Indeed, even as the White House was announcing its plan, Housing and Urban Development Secretary Marcia Fudge and Commerce Secretary Gina Raimondo were in Columbus, Ohio, with Sen. Sherrod Brown and Rep. Joyce Beatty, both Ohio Democrats to create a local event of address supply chain disruptions for building materials with industry leaders. The idea is to finish construction in 2022 on the most new homes in any year since 2006.

In other words, these perceived answers to inflation come wrapped in political presentation.

The legislative moves that will require congressional approval, include tax credits for low- and middle-income home buyers and a proposed $25 billion for grants for affordable housing production. It also includes pressing legislators to pass an Unlocking Possibilities Program, which remains pending in the split Senate, to establish a $1.75 billion grant program through HUD. Biden’s 2023 budget request, which has yet to pass, also includes a proposal for $10 billion in HUD grants to increase accessibility to affordable housing.

Among the measures detailed as part of the plan are using new financing mechanisms to build and preserve more housing where there are financing gaps and expanding federal financing by making certain loans more widely available for multifamily developments.

The plan also includes steps to ensure government-owned housing goes to owners who will live in the dwellings, or nonprofits who will rehab the buildings, rather than large investment firms that may neglect the properties.

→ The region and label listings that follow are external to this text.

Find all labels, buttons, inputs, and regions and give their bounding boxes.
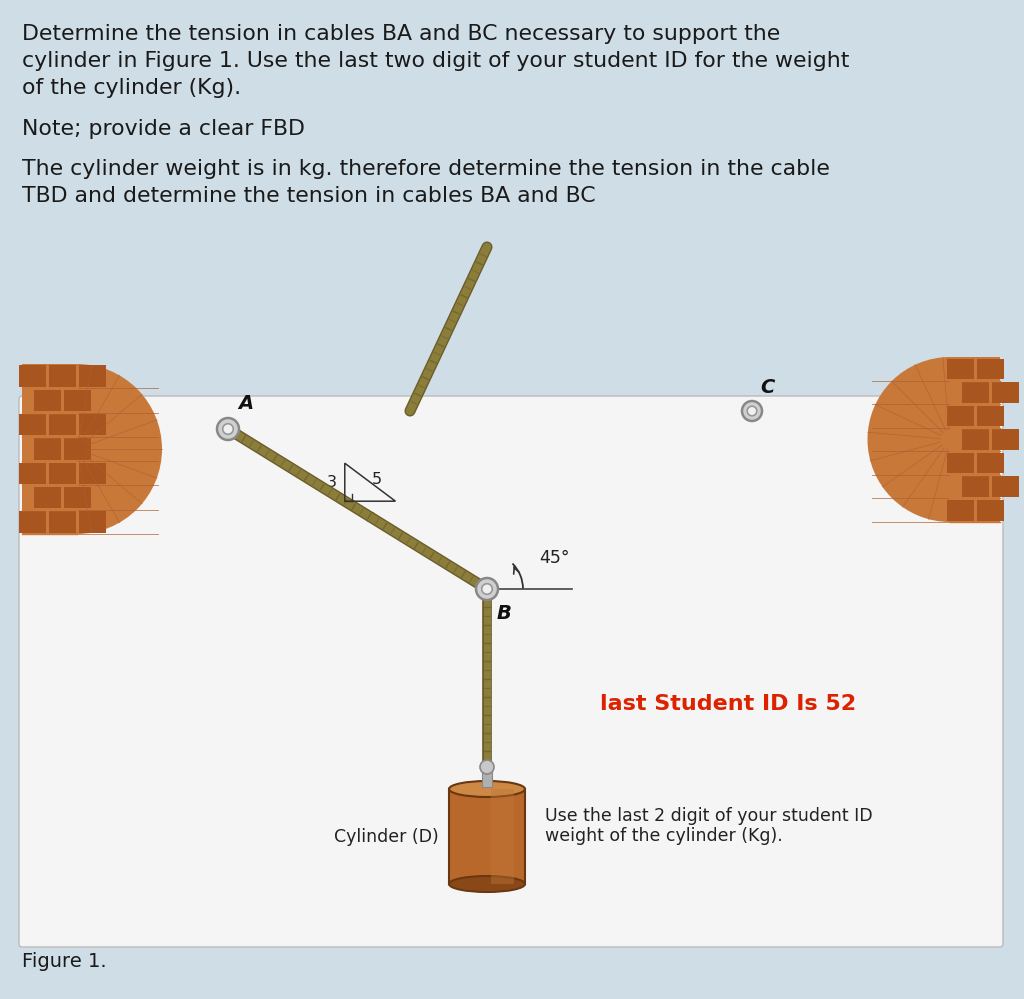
Circle shape — [476, 578, 498, 600]
Text: weight of the cylinder (Kg).: weight of the cylinder (Kg). — [545, 827, 782, 845]
Text: TBD and determine the tension in cables BA and BC: TBD and determine the tension in cables … — [22, 186, 596, 206]
Bar — [79, 366, 105, 387]
Bar — [34, 439, 60, 460]
Text: 5: 5 — [372, 472, 382, 487]
Bar — [48, 463, 76, 484]
Circle shape — [217, 418, 239, 440]
Ellipse shape — [449, 781, 525, 797]
FancyBboxPatch shape — [19, 396, 1002, 947]
Bar — [977, 406, 1004, 427]
Bar — [962, 430, 988, 450]
Bar — [18, 366, 45, 387]
Bar — [79, 414, 105, 436]
Circle shape — [748, 407, 757, 416]
Bar — [946, 453, 974, 474]
Text: Figure 1.: Figure 1. — [22, 952, 106, 971]
Text: A: A — [238, 394, 253, 413]
Bar — [48, 414, 76, 436]
Circle shape — [223, 424, 233, 435]
Text: Note; provide a clear FBD: Note; provide a clear FBD — [22, 119, 305, 139]
Text: Use the last 2 digit of your student ID: Use the last 2 digit of your student ID — [545, 807, 872, 825]
Bar — [991, 430, 1019, 450]
Text: last Student ID Is 52: last Student ID Is 52 — [600, 694, 856, 714]
Bar — [18, 463, 45, 484]
Bar — [48, 511, 76, 532]
Bar — [63, 390, 90, 411]
Bar — [977, 500, 1004, 520]
Text: 3: 3 — [327, 475, 337, 490]
Wedge shape — [867, 357, 950, 522]
Text: cylinder in Figure 1. Use the last two digit of your student ID for the weight: cylinder in Figure 1. Use the last two d… — [22, 51, 849, 71]
Bar — [34, 390, 60, 411]
Bar — [946, 406, 974, 427]
Text: Determine the tension in cables BA and BC necessary to support the: Determine the tension in cables BA and B… — [22, 24, 780, 44]
Text: C: C — [760, 378, 774, 397]
Text: Cylinder (D): Cylinder (D) — [334, 827, 439, 845]
Bar — [449, 789, 525, 884]
Text: B: B — [497, 604, 512, 623]
Ellipse shape — [449, 876, 525, 892]
Bar — [946, 500, 974, 520]
Bar — [48, 366, 76, 387]
Bar — [977, 359, 1004, 379]
Text: of the cylinder (Kg).: of the cylinder (Kg). — [22, 78, 241, 98]
Bar — [22, 364, 77, 534]
Bar — [34, 487, 60, 508]
Bar — [63, 439, 90, 460]
Bar — [991, 477, 1019, 497]
Text: The cylinder weight is in kg. therefore determine the tension in the cable: The cylinder weight is in kg. therefore … — [22, 159, 829, 179]
Bar — [79, 463, 105, 484]
Bar — [950, 357, 1000, 522]
Bar — [962, 382, 988, 403]
Bar — [18, 511, 45, 532]
Wedge shape — [77, 364, 162, 534]
Bar — [482, 769, 492, 787]
Text: 4: 4 — [365, 512, 375, 527]
Bar — [991, 382, 1019, 403]
Text: 45°: 45° — [539, 549, 569, 567]
Bar — [79, 511, 105, 532]
Bar — [962, 477, 988, 497]
Bar — [63, 487, 90, 508]
Bar — [490, 789, 514, 884]
Circle shape — [742, 401, 762, 421]
Circle shape — [480, 760, 494, 774]
Bar — [946, 359, 974, 379]
Circle shape — [481, 583, 493, 594]
Bar — [18, 414, 45, 436]
Bar — [977, 453, 1004, 474]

Those behind the plans have expressed concern about housing being treated as investment rather than places for people to live.

What Alternatives?

Republicans have offered few housing programs, but generally have opposed the notion that further investment by government is healthy for an already overheated economy.

Covid’s effects, lockdowns and delayed evictions have allowed a pent-up desire to raise rents and mortgages, and we are seeing the effects of oversized rent increases affect both individual families and small businesses.

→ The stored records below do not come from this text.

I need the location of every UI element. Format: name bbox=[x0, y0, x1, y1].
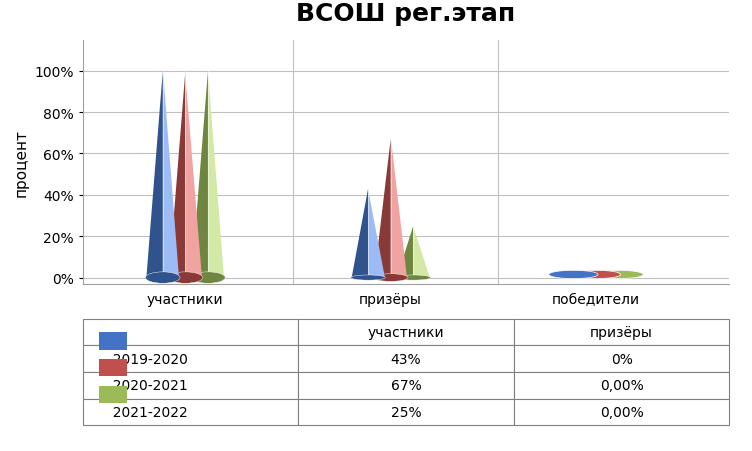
Polygon shape bbox=[208, 72, 224, 278]
Ellipse shape bbox=[191, 272, 225, 284]
FancyBboxPatch shape bbox=[99, 332, 127, 350]
Ellipse shape bbox=[396, 276, 430, 281]
Ellipse shape bbox=[168, 272, 202, 284]
Polygon shape bbox=[162, 72, 179, 278]
Polygon shape bbox=[147, 72, 162, 278]
Ellipse shape bbox=[351, 276, 385, 281]
Polygon shape bbox=[374, 140, 391, 278]
Polygon shape bbox=[368, 189, 384, 278]
Polygon shape bbox=[397, 226, 414, 278]
Title: ВСОШ рег.этап: ВСОШ рег.этап bbox=[296, 2, 516, 26]
Ellipse shape bbox=[374, 274, 408, 282]
Y-axis label: процент: процент bbox=[14, 129, 29, 196]
Ellipse shape bbox=[594, 271, 643, 279]
FancyBboxPatch shape bbox=[99, 359, 127, 376]
Ellipse shape bbox=[572, 271, 620, 279]
Polygon shape bbox=[414, 226, 429, 278]
Polygon shape bbox=[169, 72, 186, 278]
Polygon shape bbox=[192, 72, 208, 278]
Ellipse shape bbox=[549, 271, 598, 279]
FancyBboxPatch shape bbox=[99, 386, 127, 403]
Ellipse shape bbox=[146, 272, 180, 284]
Polygon shape bbox=[186, 72, 202, 278]
Polygon shape bbox=[352, 189, 368, 278]
Polygon shape bbox=[391, 140, 407, 278]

The Biden approach is to ease the burden of housing costs over time, by boosting the supply of quality housing in a comprehensive fashion. The White House statements say the goal is help renters who are struggling with high rental costs, with a focus on building and preserving rental housing for low- and moderate-income families, as well as provide more new housing.

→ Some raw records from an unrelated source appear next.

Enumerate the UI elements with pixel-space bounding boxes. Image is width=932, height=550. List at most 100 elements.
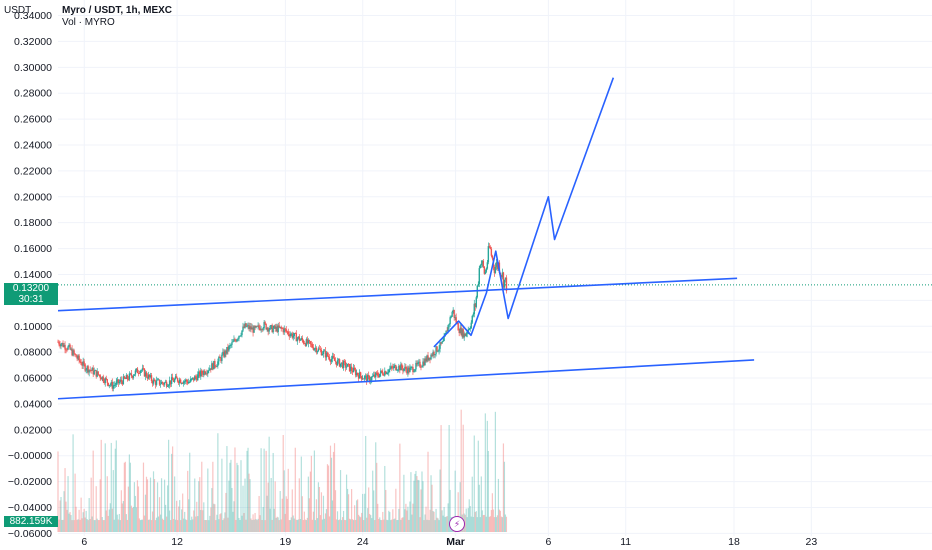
candle-body [207,370,209,374]
candle-body [75,354,77,358]
candle-body [137,373,140,374]
volume-bar [285,496,287,532]
volume-bar [150,520,153,532]
candle-body [176,378,179,382]
volume-bar [212,461,214,532]
candle-body [373,374,375,377]
volume-bar [116,514,118,532]
volume-bar [361,512,363,532]
volume-bar [94,520,96,532]
volume-bar [483,514,485,532]
candle-body [182,381,185,384]
candle-body [305,339,308,346]
candle-body [123,376,126,379]
lightning-icon[interactable]: ⚡ [449,516,465,532]
volume-bar [190,520,192,532]
candle-body [138,373,141,374]
volume-bar [181,509,183,532]
volume-bar [62,519,64,532]
volume-bar [484,413,486,532]
volume-bar [128,454,130,532]
volume-bar [401,517,403,532]
volume-bar [412,503,414,532]
candle-body [457,323,459,331]
candle-body [356,372,359,376]
volume-bar [170,520,172,532]
volume-bar [363,520,365,532]
candle-body [357,375,360,379]
volume-bar [96,518,98,532]
candle-body [378,375,380,378]
volume-bar [373,490,375,532]
candle-body [233,339,235,342]
candle-body [417,362,419,365]
volume-bar [209,515,211,532]
volume-bar [268,436,270,532]
candle-body [234,339,236,341]
volume-bar [272,452,274,532]
candle-body [113,385,116,386]
volume-bar [426,519,428,532]
candle-body [209,368,211,371]
volume-bar [470,516,472,532]
volume-bar [87,520,89,532]
candle-body [104,378,106,384]
projection-path [433,77,615,348]
volume-bar [204,520,206,532]
volume-bar [389,512,391,532]
volume-bar [321,519,324,532]
candle-body [177,381,180,384]
volume-bar [374,520,376,532]
volume-bar [233,501,235,532]
candle-body [494,266,497,274]
volume-bar [293,518,295,532]
candle-body [360,376,363,380]
candle-body [287,331,289,335]
candle-body [438,348,440,351]
candle-body [127,379,130,380]
volume-bar [169,510,171,532]
y-tick-label: 0.18000 [14,217,52,229]
candle-body [414,369,416,372]
volume-bar [342,510,345,532]
candle-body [371,376,373,381]
volume-bar [130,505,133,532]
candle-body [180,383,183,384]
volume-bar [438,520,440,532]
volume-bar [269,508,271,532]
volume-bar [340,520,343,532]
volume-bar [108,509,110,532]
candle-body [428,357,430,361]
candle-body [189,381,191,383]
candle-body [358,372,361,379]
candle-body [437,350,439,352]
candle-body [409,367,411,373]
candle-body [302,340,305,344]
candle-body [484,271,487,274]
candle-body [142,368,145,370]
volume-bar [428,520,430,532]
volume-bar [313,450,315,532]
x-tick-label: 6 [545,536,551,548]
candle-body [346,363,349,367]
candle-body [352,367,355,373]
candle-body [501,272,504,278]
candle-body [453,309,455,318]
candle-body [359,372,362,377]
candle-body [489,247,492,249]
volume-bar [498,509,501,532]
volume-bar [253,519,255,532]
volume-bar [398,508,400,532]
candle-body [230,344,232,346]
candle-body [183,381,186,383]
candle-body [486,262,489,269]
candle-body [246,325,248,327]
volume-bar [122,501,124,532]
candle-body [364,375,367,377]
volume-bar [317,482,320,532]
volume-bar [267,482,269,532]
candle-body [353,367,356,370]
volume-bar [129,462,131,532]
candle-body [97,371,99,375]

You can reject it, but finding alternative plans seems difficult and not less expensive. What is happening is that large commercial firms are taking over more housing and pushing for profit. The single home is still favored over multifamily homes, even as energy prices are making that choice more expensive and putting more pressure on climate concerns. Clearly, people who do not own property are at an increasing disadvantage, including working and lower-middle class people.

Biden argues that today’s rising housing costs have been years in the making.  Fewer new homes were built in last decade since the 1960s, constraining housing supply and failing to keep pace with demand. Land for development has become less available and less affordable, driven by local laws that limit housing density. The plan does encourage single and multifamily homes in general in more rural areas.

In theory, the plan calls for rewarding communities that are reconsidering density limits and linking development to transportation projects; that thinking is at odds with a Congress that favors rural and suburban America over its cities. In theory, the plan suggests that housing, especially in times of inflation, is a bipartisan issue; that is at odds with a time of increased political divide, particularly towards government spending and involvement in the marketplace.

Watching Gas Prices: We’re hearing plenty about how prices are once again reported rising at the gas pump, no doubt angering more U.S. voters as prices over $4 a gallon spread to the Midwest and South. What has not been as publicized is a lean by the oil industry to spend more refining effort right now on processing diesel and jet fuels rather than general auto use – just as we enter the heavy summer driving season.

Amid the anger aimed at the White House, perhaps we should be asking oil execs just why these decisions come about along with the effects at the pump.